Nel 1972, quando ero al quarto anno di medicina, studiai per un certo periodo all’Università di Bangalore. Il primo corso che frequentai riguardava l’esame delle radiografie renali. Guardando la prima immagine, conclusi che il paziente aveva un cancro. Per rispetto, decisi di aspettare un po’ prima di dirlo in aula. Non volevo fare l’esibizionista. Si alzarono diverse mani e, a uno a uno, gli studenti indiani descrissero la diagnosi, l’evoluzione e il trattamento della malattia. Continuarono così per mezz’ora, rispondendo a domande cui credevo potessero rispondere solo medici esperti.

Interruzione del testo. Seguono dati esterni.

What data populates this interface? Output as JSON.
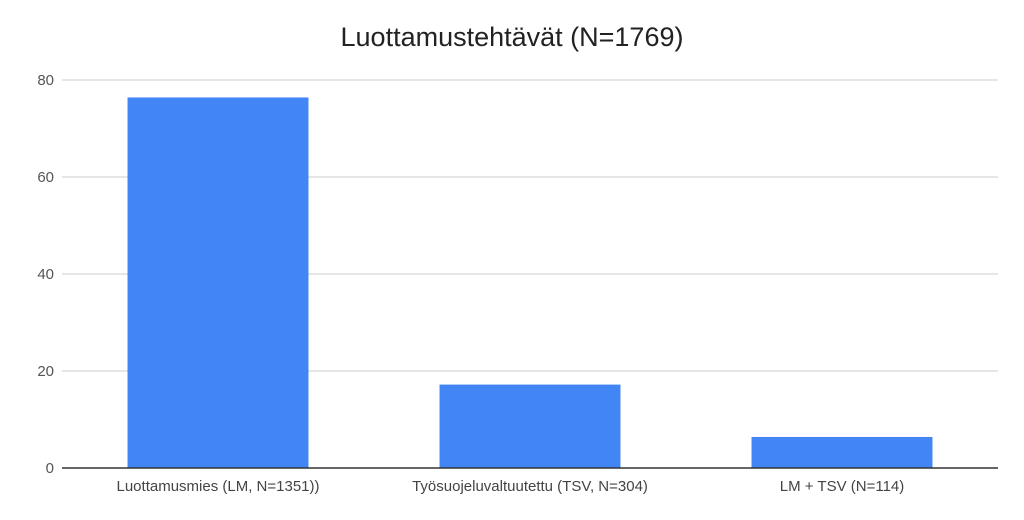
{
  "chart_data": {
    "type": "bar",
    "title": "Luottamustehtävät (N=1769)",
    "xlabel": "",
    "ylabel": "",
    "categories": [
      "Luottamusmies (LM, N=1351))",
      "Työsuojeluvaltuutettu (TSV, N=304)",
      "LM + TSV (N=114)"
    ],
    "values": [
      76.4,
      17.2,
      6.4
    ],
    "ylim": [
      0,
      80
    ],
    "yticks": [
      0,
      20,
      40,
      60,
      80
    ],
    "grid": true,
    "legend": "none",
    "bar_color": "#4285f4",
    "grid_color": "#cccccc",
    "axis_color": "#333333"
  }
}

Mi resi conto di aver preso un’enorme cantonata. Dovevo essere finito nell’aula sbagliata. Quelli non potevano essere studenti del quarto anno, bensì specialisti. Non avevo nulla da aggiungere alla loro analisi. Mentre uscivamo, dissi a un mio compagno che avevo sbagliato aula. «No,» replicò «siamo noi quelli del quarto anno.» Ero senza parole. Avevano i segni delle caste sulla fronte e vivevano dove crescevano le palme. Com’era possibile che fossero molto più preparati di me?
Nei giorni successivi scoprii che avevano un libro di testo spesso il triplo del mio e che lo avevano letto tre volte più di me. Quella fu la prima volta in vita mia che dovetti cambiare di colpo la mia visione del mondo: la convinzione di essere superiore perché venivo da un determinato Paese, l’idea che l’Occidente fosse il migliore e che il resto del mondo non l’avrebbe mai raggiunto.